Unsupervised clustering of single-cell RNA-sequencing data enables the identification and discovery of distinct cell populations. However, the most widely used clustering algorithms are heuristic and do not formally account for statistical uncertainty. Many popular pipelines use clustering stability methods to assess the algorithms’ output and decide on the number of clusters. However, we find that by not addressing known sources of variability in a statistically rigorous manner, these analyses lead to overconfidence in the discovery of novel cell-types.
Researchers from Harvard University and the Dana Farber Cancer Institute extend a previous method for Gaussian data, Significance of Hierarchical Clustering (SHC), to propose a model-based hypothesis testing approach that incorporates significance analysis into the clustering algorithm and permits statistical evaluation of clusters as distinct cell populations. The researchers also adapt this approach to permit statistical assessment on the clusters reported by any algorithm. They benchmarked their approach on real-world datasets against popular clustering workflows, demonstrating improved performance. To show its practical utility, the researchers applied it to the Human Lung Cell Atlas and an atlas of the mouse cerebellar cortex. They identified several cases of over-clustering, leading to false discoveries, as well as under-clustering, resulting in the failure to identify new subpopulations that their method was able to detect.
Schematic illustrating this approach to significance analysis for clustering
(A) Schematic of the test used by our approach to decide whether a proposed two-way split is significant. We show two examples, one in which two distinct populations were simulated (top) and one in which only one population was simulated (bottom).
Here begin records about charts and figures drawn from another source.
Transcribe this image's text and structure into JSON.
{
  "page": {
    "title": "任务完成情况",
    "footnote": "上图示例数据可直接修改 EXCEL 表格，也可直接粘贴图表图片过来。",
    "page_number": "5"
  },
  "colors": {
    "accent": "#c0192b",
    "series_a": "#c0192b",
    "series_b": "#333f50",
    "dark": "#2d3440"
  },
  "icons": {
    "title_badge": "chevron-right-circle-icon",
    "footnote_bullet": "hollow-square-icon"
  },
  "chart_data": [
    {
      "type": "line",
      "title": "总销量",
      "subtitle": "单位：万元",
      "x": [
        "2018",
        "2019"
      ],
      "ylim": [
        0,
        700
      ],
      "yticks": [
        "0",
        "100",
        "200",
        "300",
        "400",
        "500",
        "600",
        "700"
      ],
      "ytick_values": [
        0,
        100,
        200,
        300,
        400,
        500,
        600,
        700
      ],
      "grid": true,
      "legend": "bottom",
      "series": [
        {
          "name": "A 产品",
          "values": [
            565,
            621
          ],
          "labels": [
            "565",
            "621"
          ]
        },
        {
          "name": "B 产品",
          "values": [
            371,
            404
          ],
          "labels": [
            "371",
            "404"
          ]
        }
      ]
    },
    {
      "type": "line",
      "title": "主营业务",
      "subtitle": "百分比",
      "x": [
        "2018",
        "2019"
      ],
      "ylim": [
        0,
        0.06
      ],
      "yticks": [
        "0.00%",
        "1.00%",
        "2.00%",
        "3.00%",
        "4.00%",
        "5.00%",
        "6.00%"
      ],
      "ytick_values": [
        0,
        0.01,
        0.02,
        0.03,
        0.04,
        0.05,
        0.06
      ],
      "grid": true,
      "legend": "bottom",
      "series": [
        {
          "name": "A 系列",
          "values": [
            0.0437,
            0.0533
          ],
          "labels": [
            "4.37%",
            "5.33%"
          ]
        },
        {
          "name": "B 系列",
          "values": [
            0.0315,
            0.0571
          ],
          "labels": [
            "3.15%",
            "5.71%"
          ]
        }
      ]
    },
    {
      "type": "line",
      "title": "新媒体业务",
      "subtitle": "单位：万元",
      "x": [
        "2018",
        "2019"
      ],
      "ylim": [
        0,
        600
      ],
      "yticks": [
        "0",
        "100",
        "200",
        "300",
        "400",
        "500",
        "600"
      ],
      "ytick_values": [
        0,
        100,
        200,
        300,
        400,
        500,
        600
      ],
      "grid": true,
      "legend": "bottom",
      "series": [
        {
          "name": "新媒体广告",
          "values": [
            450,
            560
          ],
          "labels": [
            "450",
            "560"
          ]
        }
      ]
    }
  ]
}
The schematics show how we use hierarchical clustering to divide the data into two, fit a single parametric model to the data, simulate 100 datasets under that model, and cluster each simulated dataset and compute the average silhouette. We then compare the average silhouette of the observed clusters to this empirical null distribution to decide whether to reject the null hypothesis. (B) Schematic of sc-SHC. We hierarchically cluster all the cells, and carry out significance analysis to decide whether to split the root node into the two clusters denoted by blue and red. We stop if we fail to reject the null hypothesis, and otherwise recursively continue performing tests to decide if we split each node or not.